It comes to everyone, yet I managed to live 63 years without it coming to me. “Because I could not stop for Death, it kindly stopped for me…” wrote Emily Dickinson. Death did stop at my door, and it took my precious mother.
On September 25, 2018, my mother took a brief break from cooking dinner to sit outside on the back steps, something she did regularly to get fresh air and listen to the birds. We don’t know how it happened, but she fell and hit her head on the concrete driveway. For the first five days in Trauma, she opened her eyes and responded to commands. She knew who we were and she responded to us, but on the 11th day, she left us for eternity. My brother, my father, and I were with her as she slipped away.
As we have traveled the road of shock and grief, I have had plenty of time to think of my mother’s legacy. I have uncovered thousands of scraps of paper with handwritten quotes she copied from books, bulletins, sermons, poems. I have learned that her life was not as easy as she made it look, and this brings me to the most enduring legacy she leaves.

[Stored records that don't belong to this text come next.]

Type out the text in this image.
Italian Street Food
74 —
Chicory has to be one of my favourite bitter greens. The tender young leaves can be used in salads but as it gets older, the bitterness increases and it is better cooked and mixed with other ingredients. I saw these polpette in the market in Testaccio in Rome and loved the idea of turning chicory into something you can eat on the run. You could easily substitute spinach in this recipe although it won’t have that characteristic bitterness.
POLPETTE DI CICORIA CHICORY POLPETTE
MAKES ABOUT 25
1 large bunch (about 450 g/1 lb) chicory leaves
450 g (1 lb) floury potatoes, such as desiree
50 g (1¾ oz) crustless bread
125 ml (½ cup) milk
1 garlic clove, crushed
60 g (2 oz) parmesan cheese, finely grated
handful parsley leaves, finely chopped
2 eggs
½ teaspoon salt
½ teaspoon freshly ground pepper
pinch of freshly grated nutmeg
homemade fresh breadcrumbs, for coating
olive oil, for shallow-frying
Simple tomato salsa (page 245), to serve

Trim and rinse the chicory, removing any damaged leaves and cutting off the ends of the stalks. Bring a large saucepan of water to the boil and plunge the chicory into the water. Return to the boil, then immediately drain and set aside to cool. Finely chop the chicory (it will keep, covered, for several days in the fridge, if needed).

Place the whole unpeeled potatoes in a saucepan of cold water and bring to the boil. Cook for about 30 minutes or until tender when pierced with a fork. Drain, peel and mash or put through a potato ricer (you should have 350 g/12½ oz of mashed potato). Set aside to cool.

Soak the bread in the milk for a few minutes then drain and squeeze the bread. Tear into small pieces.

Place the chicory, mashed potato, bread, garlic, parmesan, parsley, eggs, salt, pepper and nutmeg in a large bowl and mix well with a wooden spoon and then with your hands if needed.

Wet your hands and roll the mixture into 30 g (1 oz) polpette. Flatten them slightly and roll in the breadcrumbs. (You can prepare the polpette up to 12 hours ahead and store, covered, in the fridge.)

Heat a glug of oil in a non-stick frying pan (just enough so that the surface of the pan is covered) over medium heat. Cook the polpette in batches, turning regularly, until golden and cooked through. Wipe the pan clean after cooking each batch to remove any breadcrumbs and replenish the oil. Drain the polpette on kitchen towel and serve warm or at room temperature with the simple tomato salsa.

The scraps of paper I found have a common theme – suffering in silence. They tell of a woman who struggled with many things but who found her hope in the words of promise, encouragement, and prayer that she found everywhere she looked. She never complained, and her mantra was frequently “This, too, shall pass.”
My mother had what she called a “notecard ministry.” She was known for her kind and loving notes to everyone from close friends to people she felt deserved notice. I discovered that she wrote these notes in draft form first, then copied them onto note stationery. The last one she wrote was still in draft, addressed to a woman in her doctor’s office who had “so kindly helped me and spoke with gentleness when I asked questions.” These notes lifted the people who received them, but I have realized they lifted my mother more.

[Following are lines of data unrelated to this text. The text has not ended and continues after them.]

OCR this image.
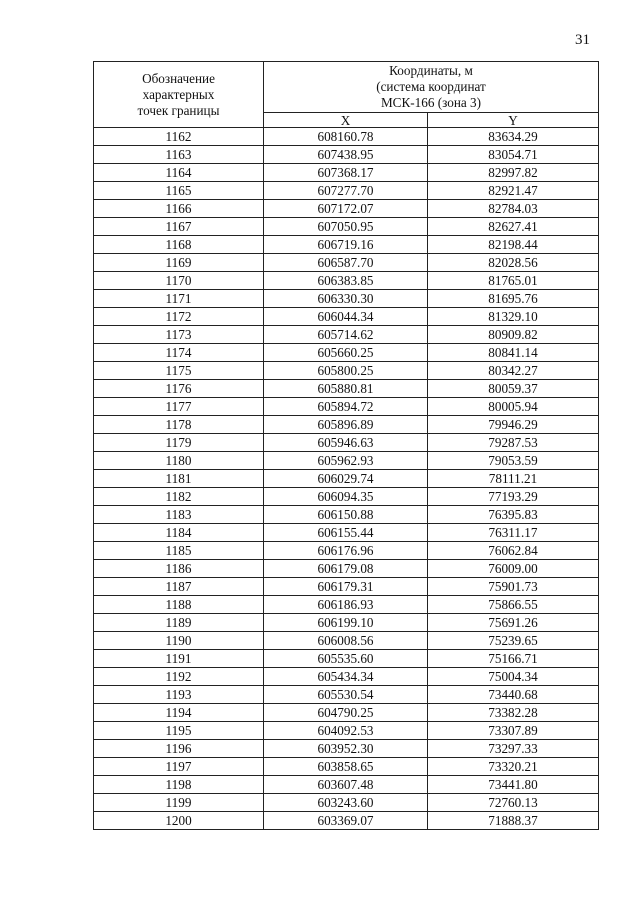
31
Обозначение
характерных
точек границы	Координаты, м
(система координат
МСК-166 (зона 3)	

	X	Y
1162	608160.78	83634.29
1163	607438.95	83054.71
1164	607368.17	82997.82
1165	607277.70	82921.47
1166	607172.07	82784.03
1167	607050.95	82627.41
1168	606719.16	82198.44
1169	606587.70	82028.56
1170	606383.85	81765.01
1171	606330.30	81695.76
1172	606044.34	81329.10
1173	605714.62	80909.82
1174	605660.25	80841.14
1175	605800.25	80342.27
1176	605880.81	80059.37
1177	605894.72	80005.94
1178	605896.89	79946.29
1179	605946.63	79287.53
1180	605962.93	79053.59
1181	606029.74	78111.21
1182	606094.35	77193.29
1183	606150.88	76395.83
1184	606155.44	76311.17
1185	606176.96	76062.84
1186	606179.08	76009.00
1187	606179.31	75901.73
1188	606186.93	75866.55
1189	606199.10	75691.26
1190	606008.56	75239.65
1191	605535.60	75166.71
1192	605434.34	75004.34
1193	605530.54	73440.68
1194	604790.25	73382.28
1195	604092.53	73307.89
1196	603952.30	73297.33
1197	603858.65	73320.21
1198	603607.48	73441.80
1199	603243.60	72760.13
1200	603369.07	71888.37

Suffering can lead one to isolation and bitterness, yet my mother did not share her own frustrations of aches and pains and despair. Instead, she lifted others, and in so doing, lifted herself. This is her legacy. Lifting others and taking time to notice and thank them can take us out of our own suffering and into a place of peace.
In my mother’s memory, would you join me in writing a hand-written note once a month to someone who deserves notice and gratitude? The purpose is not to send a copy to the recipient’s supervisor for a pat on the back; it is to simply say, “I see you. You are doing good things, and I am grateful.” Here is the first.
You lived a life of sacrifice for me, and I am grateful. From the times you said you “loved the chicken neck” so that we could have the best pieces of fried chicken to the times you updated your older clothes so I could have the newest style, I am grateful. For every time on your travels you went in a gift shop and bought something not for you, but for me, I am grateful. All of my prettiest things came from those trips. There are so many more times you sacrificed and gave to me, and I know that most of them I will never know. What I do know is that you were deeply loved by so many, and I count myself tremendously blessed to have had you for 63 years. I wish you could see me become a grandmother and spoil your great-grandchild, but I know how to do it because you were the perfect grandmother to my children. I promise to follow your model and carry on your legacy. You will never leave my heart, and I will always be your little girl.
Love you forever,
If you take my challenge and join me in writing one note a month, would you post a comment and tell me about it? My mother would love it so much. Her name was Ruth.